|Title||Kinetics of the cervical spine in pediatric and adult volunteers during low speed frontal impacts.|
|Publication Type||Journal Article|
|Year of Publication||2012|
|Authors||Seacrist T, Arbogast KB, Maltese MR, García-Espaňa FJ, Lopez-Valdes FJ, Kent RW, Tanji H, Higuchi K, Balasubramanian S|
|Keywords||Acceleration, Adolescent, Adult, Age Factors, Biomechanics, Cervical Vertebrae, Child, Head, Humans, Male, Movement, Neck, Posture, Shear Strength, Snow Sports, Spine, Stress, Mechanical, Young Adult|
Previous research has quantified differences in head and spinal kinematics between children and adults restrained in an automotive-like configuration subjected to low speed dynamic loading.
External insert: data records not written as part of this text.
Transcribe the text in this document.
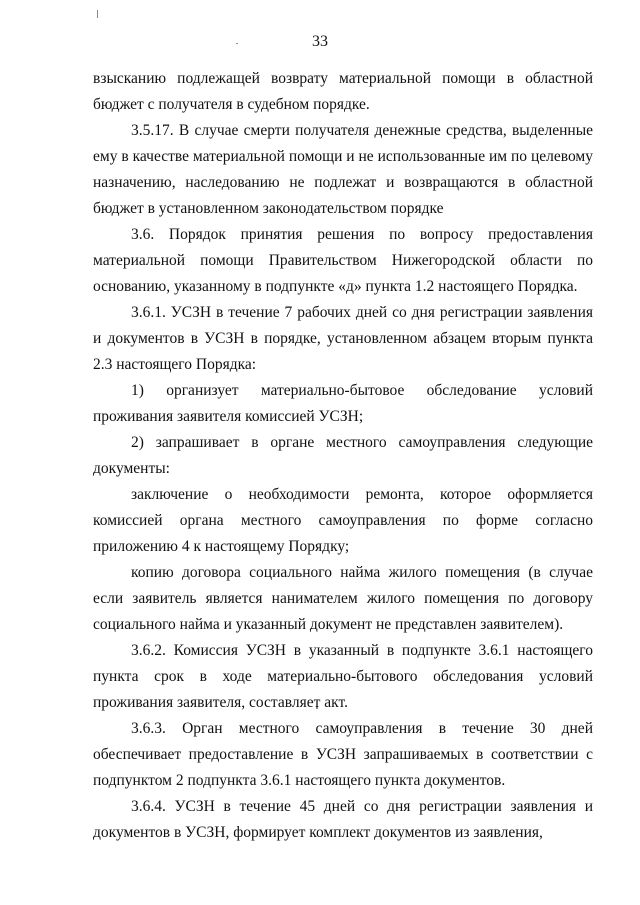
33

взысканию подлежащей возврату материальной помощи в областной бюджет с получателя в судебном порядке.

3.5.17. В случае смерти получателя денежные средства, выделенные ему в качестве материальной помощи и не использованные им по целевому назначению, наследованию не подлежат и возвращаются в областной бюджет в установленном законодательством порядке

3.6. Порядок принятия решения по вопросу предоставления материальной помощи Правительством Нижегородской области по основанию, указанному в подпункте «д» пункта 1.2 настоящего Порядка.

3.6.1. УСЗН в течение 7 рабочих дней со дня регистрации заявления и документов в УСЗН в порядке, установленном абзацем вторым пункта 2.3 настоящего Порядка:

1) организует материально-бытовое обследование условий проживания заявителя комиссией УСЗН;

2) запрашивает в органе местного самоуправления следующие документы:

заключение о необходимости ремонта, которое оформляется комиссией органа местного самоуправления по форме согласно приложению 4 к настоящему Порядку;

копию договора социального найма жилого помещения (в случае если заявитель является нанимателем жилого помещения по договору социального найма и указанный документ не представлен заявителем).

3.6.2. Комиссия УСЗН в указанный в подпункте 3.6.1 настоящего пункта срок в ходе материально-бытового обследования условий проживания заявителя, составляет акт.

3.6.3. Орган местного самоуправления в течение 30 дней обеспечивает предоставление в УСЗН запрашиваемых в соответствии с подпунктом 2 подпункта 3.6.1 настоящего пункта документов.

3.6.4. УСЗН в течение 45 дней со дня регистрации заявления и документов в УСЗН, формирует комплект документов из заявления,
The forces and moments that the cervical spine imposes on the head contribute directly to these age-based kinematic variations. To provide further explanation of the kinematic results, this study compared the upper neck kinetics - including the relative contribution of shear and tension as well as flexion moment - between children (n=20, 6-14 yr) and adults (n=10, 18-30 yr) during low-speed (<4 g, 2.5 m/s) frontal sled tests. The subjects were restrained by a lap and shoulder belt and photo-reflective targets were attached to skeletal landmarks on the head, spine, shoulders, sternum, and legs. A 3D infrared tracking system quantified the position of the targets. Shear force (F(x)), axial force (F(z)), bending moment (M(y)), and head angular acceleration (θ(head)) were computed using inverse dynamics. The method was validated against ATD measured loads. Peak F(z) and θ(head) significantly decreased with increasing age while M(y) significantly increased with increasing age. F(x) significantly increased with age when age was considered as a univariate variable; however when variations in head-to-neck girth ratio and change in velocity were accounted for, this difference as a function of age was not significant. These results provide insight into the relationship between age-based differences in head kinematics and the kinetics of the cervical spine. Such information is valuable for pediatric cervical spine models and when scaling adult-based upper cervical spine tolerance and injury metrics to children.